Full-colour luminescence panels under ultraviolet (365nm) irradiation by adjustment of the nonvolatile blue-emitting anthracene liquid (left: photo) in the material.

A research team from the National Institute for Materials Science has developed a full-colour tunable luminescent liquid material with excellent photostability based on anthracene, which is a general organic fluorescent dye.

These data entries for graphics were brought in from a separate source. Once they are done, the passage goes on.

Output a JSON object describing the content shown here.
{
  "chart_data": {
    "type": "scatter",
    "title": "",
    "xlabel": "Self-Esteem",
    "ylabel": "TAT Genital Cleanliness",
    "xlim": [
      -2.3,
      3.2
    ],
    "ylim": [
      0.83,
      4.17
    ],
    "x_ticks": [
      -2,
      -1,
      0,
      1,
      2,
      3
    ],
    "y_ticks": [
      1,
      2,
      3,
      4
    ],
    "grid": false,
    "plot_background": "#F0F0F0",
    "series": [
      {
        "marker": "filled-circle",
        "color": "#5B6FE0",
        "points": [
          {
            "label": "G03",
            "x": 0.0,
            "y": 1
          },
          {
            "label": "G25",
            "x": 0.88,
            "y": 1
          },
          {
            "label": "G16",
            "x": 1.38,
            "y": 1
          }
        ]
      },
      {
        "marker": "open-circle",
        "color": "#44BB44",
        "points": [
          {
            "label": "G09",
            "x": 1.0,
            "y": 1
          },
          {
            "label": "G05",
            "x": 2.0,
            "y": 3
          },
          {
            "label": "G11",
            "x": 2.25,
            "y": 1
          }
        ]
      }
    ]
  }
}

In the development of full-colour display monitors, mobile devices, and other electronic devices, organic molecular and polymer materials are essentially important, as they offer advantages such as light weight, flexibility, and printability. However, in virtually all cases, the light-emitting organic molecular materials developed until now have had difficulties to demonstrate their inherent luminescent performance due to various problems, which include low photostability (durability to prevent discoloration or decolorization under photoirradiation) and aggregation of molecules in the coating process. Moreover, from the viewpoint of production of flexible devices, materials should be free of deterioration of the continuous emissive layer, even when subjected to excessive bending and folding. On the other hand, development of organic molecular materials which enable simple, low-cost manufacture of full-colour luminescence devices, in comparison with individual synthesis of organic molecular materials that display various luminescent colours, is also desired.

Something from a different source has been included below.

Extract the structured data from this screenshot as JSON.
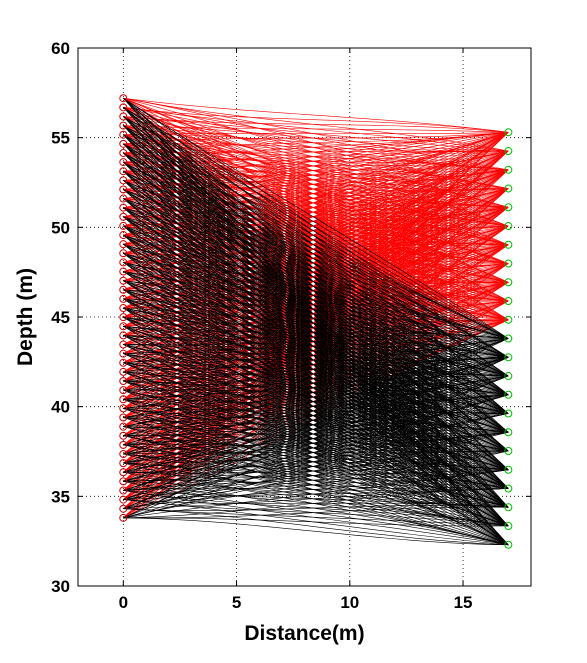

The team led by Dr. Nakanishi developed a blue-emitting liquid material which is free of aggregation among adjacent anthracene parts, has a melting point of approximately -60 °C, and is thermally stable up to about 300 °C, by attaching highly flexible branched alkyl chains around an anthracene core moiety, which is a fluorescent general dye molecule. This material is a low-viscosity liquid with viscosity of approximately 0.3 Pa-s at room temperature and is a blue-emitting with an absolute fluorescence quantum yield of ca. 55% and photostable more than 5~10 times longer lifetime than that of commercially-available anthracene dyes. Furthermore, because other luminescent dye molecules can be doped homogeneously in this liquid, it was found that full-colour luminescence tuning is available assisted by up to 96% fluorescence resonance energy transfer (FRET) of dyes by single blue-light (365nm) excitation.